Although it’s easy to see why we point at someone’s age – whether they’re older or younger – as a cause for why they’re challenging. Especially in a media environment in which we’re saturated with articles telling us specifically how to manage Baby Boomers or how to get the best out of Gen Y. (Curiously barely a peep about Generation X.)
Another reason why these perceptions persist is that almost all prior studies have prematurely assumed there are differences between generations. What they’ve neglected, however, is that just because Gen Y might on occasion be driven by rewards and entrepreneurialism, or just because Boomers might on occasion be driven by stability and respect, doesn’t mean that all of them, or even the majority, feel that way, or that they even do so consistently.
And that’s what makes this fresh research so compelling – and hopefully convincing. The data comprised more than 600,000 individuals across a span of eight years. As far as sample sizes go, they rarely come much bigger than that. And what the scholars found was, well, pretty much nothing: “the magnitude of generational differences is small to near-zero”.
To be precise, only 2 per cent of an employee’s attitude can be attributed to their generation.
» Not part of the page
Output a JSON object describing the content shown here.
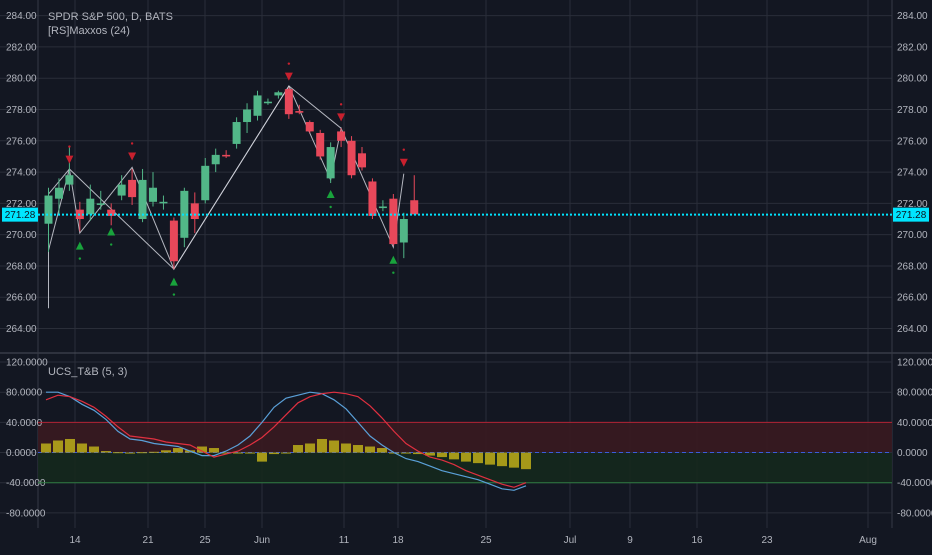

In other words, 98 per cent of how we think, act and feel has nothing to do with the age group in which we’re placed. Which means two members of Gen Y, for instance, are far more likely to have greater differences between them than, say, a member of Gen Y and a Baby Boomer.
Hence why the researchers suggest managers should “approach news articles describing generational differences with a healthy skepticism”. You’re better off finding out what engages employees based on who they are as individuals, not who they are as generations. That would involve taking time to discover their individual goals, individual motivators, individual learning styles, individual work preferences, individual values, and so on.
That exercise alone will demonstrate just how flawed these generational stereotypes can be.